Encefalopatia espongiforme, a doença da vaca louca

Todos nós já ouvimos falar da doença da vaca louca ou encefalopatia espongiforme, mas você sabia que ela é um tipo de demência?
Encefalopatia espongiforme, a doença da vaca louca

Última atualização: 26 Maio, 2021

A encefalopatia espongiforme é um tipo de demência menos conhecido, mas igualmente importante. Quando falamos sobre demência, sempre tendemos a pensar na doença de Alzheimer, mas existem muitos outros tipos de demência mais silenciosos que afetam milhares de pessoas.

Para começar, é importante ir um pouco mais fundo e conhecer a definição de demência. A demência é uma síndrome clínica multietiológica que implica deterioração intelectual em relação a um nível anterior, geralmente crônica. Essa síndrome não é necessariamente irreversível ou progressiva, embora a deterioração intelectual implique uma diminuição das capacidades funcionais do sujeito, o suficiente para interferir em suas atividades sócio-laborais.

Voltando ao tema que nos preocupa hoje, a encefalopatia espongiforme, também conhecida como doença da vaca louca ou doença de Creutzfeldt-Jakob, é uma demência de origem infecciosa. É degenerativa e surge espontaneamente ou por herança genética. A incidência é de um ou dois casos por cada 100.000 habitantes (Vich, 2006).

Doença da vaca louca

Causas da doença

Como já dissemos, a encefalopatia espongiforme é de origem infecciosa. Ela é causada por príons. Um príon é uma proteína alterada ou malformada que tem a capacidade de modificar proteínas semelhantes em nosso corpo e levar a infecções.

O período de incubação da doença pode ser muito longo. No entanto, uma vez que os sintomas começam a aparecer, o curso se torna rápido e progressivo. Isso chega a causar a morte em quase 90% dos casos no primeiro ano desde os primeiros sintomas.
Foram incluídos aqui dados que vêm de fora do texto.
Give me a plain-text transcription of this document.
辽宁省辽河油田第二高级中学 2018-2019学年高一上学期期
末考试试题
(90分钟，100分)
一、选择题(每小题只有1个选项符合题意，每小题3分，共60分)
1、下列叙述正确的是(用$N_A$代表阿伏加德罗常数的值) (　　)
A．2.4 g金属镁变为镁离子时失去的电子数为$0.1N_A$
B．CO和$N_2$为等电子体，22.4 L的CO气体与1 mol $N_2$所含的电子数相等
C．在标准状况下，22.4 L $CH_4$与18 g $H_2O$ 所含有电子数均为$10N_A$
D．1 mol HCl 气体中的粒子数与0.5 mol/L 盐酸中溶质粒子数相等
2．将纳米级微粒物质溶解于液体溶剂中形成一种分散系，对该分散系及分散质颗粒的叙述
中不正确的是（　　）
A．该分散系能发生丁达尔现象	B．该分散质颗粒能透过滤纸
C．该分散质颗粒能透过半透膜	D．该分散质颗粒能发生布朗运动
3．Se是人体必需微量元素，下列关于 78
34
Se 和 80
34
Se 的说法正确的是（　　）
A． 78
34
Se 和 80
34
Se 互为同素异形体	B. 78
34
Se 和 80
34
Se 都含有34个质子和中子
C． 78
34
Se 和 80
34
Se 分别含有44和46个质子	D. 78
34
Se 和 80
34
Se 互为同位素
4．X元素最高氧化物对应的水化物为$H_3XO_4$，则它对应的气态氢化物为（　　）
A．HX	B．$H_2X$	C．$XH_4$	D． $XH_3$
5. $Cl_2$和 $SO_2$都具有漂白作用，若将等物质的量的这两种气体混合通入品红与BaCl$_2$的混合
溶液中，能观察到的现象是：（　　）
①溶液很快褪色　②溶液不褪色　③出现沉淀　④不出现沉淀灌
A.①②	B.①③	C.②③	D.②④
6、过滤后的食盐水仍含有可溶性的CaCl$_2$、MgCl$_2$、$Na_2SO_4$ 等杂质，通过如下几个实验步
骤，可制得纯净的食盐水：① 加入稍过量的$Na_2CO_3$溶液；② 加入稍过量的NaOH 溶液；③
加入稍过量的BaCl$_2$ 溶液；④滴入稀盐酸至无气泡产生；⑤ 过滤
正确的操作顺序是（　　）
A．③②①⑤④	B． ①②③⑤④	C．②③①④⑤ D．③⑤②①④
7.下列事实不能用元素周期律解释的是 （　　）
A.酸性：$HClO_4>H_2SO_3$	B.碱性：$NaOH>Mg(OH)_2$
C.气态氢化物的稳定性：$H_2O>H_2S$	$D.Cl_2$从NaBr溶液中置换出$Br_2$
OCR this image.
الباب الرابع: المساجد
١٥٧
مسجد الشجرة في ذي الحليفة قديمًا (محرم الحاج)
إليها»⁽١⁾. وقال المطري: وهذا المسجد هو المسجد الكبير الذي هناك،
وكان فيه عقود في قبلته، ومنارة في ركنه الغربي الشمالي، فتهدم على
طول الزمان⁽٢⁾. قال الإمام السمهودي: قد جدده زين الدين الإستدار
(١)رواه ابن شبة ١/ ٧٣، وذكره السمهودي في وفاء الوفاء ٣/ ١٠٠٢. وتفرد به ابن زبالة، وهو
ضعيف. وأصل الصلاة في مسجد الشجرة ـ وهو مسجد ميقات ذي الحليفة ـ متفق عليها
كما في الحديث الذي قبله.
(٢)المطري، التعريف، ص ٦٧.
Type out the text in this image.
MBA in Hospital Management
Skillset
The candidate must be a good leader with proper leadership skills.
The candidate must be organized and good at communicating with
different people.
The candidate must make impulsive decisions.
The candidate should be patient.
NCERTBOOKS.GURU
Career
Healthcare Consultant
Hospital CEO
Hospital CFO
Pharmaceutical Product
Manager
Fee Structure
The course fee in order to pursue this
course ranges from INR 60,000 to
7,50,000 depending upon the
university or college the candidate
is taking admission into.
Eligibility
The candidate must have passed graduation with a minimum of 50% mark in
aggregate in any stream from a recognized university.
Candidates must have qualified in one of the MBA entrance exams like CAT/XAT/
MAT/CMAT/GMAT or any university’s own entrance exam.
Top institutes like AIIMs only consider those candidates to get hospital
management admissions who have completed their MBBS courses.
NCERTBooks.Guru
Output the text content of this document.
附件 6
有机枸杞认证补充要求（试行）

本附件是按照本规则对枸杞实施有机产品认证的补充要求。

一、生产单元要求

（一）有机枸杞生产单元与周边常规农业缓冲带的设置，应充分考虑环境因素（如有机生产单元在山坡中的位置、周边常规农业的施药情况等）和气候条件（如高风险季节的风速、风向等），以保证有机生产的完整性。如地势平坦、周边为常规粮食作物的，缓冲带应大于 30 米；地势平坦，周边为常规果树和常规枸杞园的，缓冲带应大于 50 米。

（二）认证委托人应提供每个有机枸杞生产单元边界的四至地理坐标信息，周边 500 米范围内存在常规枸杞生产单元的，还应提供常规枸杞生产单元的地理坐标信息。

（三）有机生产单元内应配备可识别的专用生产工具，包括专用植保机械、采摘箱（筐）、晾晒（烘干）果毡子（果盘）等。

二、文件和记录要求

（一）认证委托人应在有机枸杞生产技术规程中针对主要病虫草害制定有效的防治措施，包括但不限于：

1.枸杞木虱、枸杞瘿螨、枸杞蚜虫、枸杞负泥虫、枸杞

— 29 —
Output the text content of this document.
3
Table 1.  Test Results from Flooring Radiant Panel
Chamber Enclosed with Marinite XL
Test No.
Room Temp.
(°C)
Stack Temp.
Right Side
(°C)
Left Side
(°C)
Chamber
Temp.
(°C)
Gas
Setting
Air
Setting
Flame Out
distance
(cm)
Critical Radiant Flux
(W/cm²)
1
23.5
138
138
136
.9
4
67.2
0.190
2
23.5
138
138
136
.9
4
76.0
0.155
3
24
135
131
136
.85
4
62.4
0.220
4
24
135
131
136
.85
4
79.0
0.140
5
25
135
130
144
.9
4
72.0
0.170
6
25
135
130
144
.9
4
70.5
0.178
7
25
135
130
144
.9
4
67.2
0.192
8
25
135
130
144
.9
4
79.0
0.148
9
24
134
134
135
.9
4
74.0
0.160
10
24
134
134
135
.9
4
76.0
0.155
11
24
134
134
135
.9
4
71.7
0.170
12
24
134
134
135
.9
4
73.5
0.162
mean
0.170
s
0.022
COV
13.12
Essa proteína afeta o cérebro e o sistema nervoso. Causa uma infinidade de furos neste órgão, que acaba ficando com o formato de uma esponja. Daí o termo “espongiforme”. Embora não se saiba com certeza, acredita-se que essa doença possa surgir de três formas (Vich, 2006):

  • Comer carne bovina contaminada.
  • Genética, devido à mutação no gene que codifica a proteína príon, que determina a transmissão autossômica dominante da doença.
  • Ocasionalmente, origem iatrogênica.

“A pesquisa de doenças avançou tanto que é cada vez mais difícil encontrar alguém que seja completamente saudável.”
– Aldous Leonard Huxley-

Sintomas de encefalopatia espongiforme

Alguns dos sintomas que podem ser identificados em pessoas com encefalopatia espongiforme são:

  • Depressão. Tristeza, anedonia, sensação de ser um fardo, falta de esperança, etc., causando desconforto significativo ou perda funcional.
  • Delírio. É uma ideia falsa ou uma interpretação errada da realidade. Kraepelin o define como um “erro psíquico que vem de uma causa patológica e cuja justificativa e retificação é resistente à argumentação lógica”.
  • Alucinação. É uma falsa percepção de objetos ou eventos e é de natureza sensorial. A pessoa sente, cheira ou ouve algo que não está realmente ali ou não está acontecendo. Esquirol define como “sensações realmente percebidas, sem nenhum objeto próximo ao alcance dos sentidos”.
  • Ataxia. Envolve perda de coordenação dos movimentos, falta de coordenação ou rigidez.
  • Perda de memória.
  • Dificuldade em falar.
  • Dificuldade em engolir .
  • Demência.
Idoso com esquecimentos

Formas de prevenção

Esta doença, como outras que levam à demência, não tem tratamento. Portanto, recomenda-se tomar medidas preventivas:

  • Programas de vigilância ativa e passiva para a detecção rápida de animais afetados, tanto na granja quanto no matadouro.
  • Proibição de farinhas de carne e ossos de mamíferos, bem como proteínas animais transformadas em rações para consumo humano.
  • Inspeções veterinárias em fazendas de gado. Também é aconselhável monitorar armazéns e fábricas de rações destinadas à alimentação de ruminantes.
  • Abate de animais potencialmente infectados.
  • Não consumir carnes sem garantia de segurança.

Sempre que houver suspeita de contágio ou surgirem dúvidas sobre a doença, é aconselhável procurar um profissional para orientação. Os profissionais de saúde são os únicos que podem nos dar um diagnóstico confiável e indicar como agir diante de uma contaminação.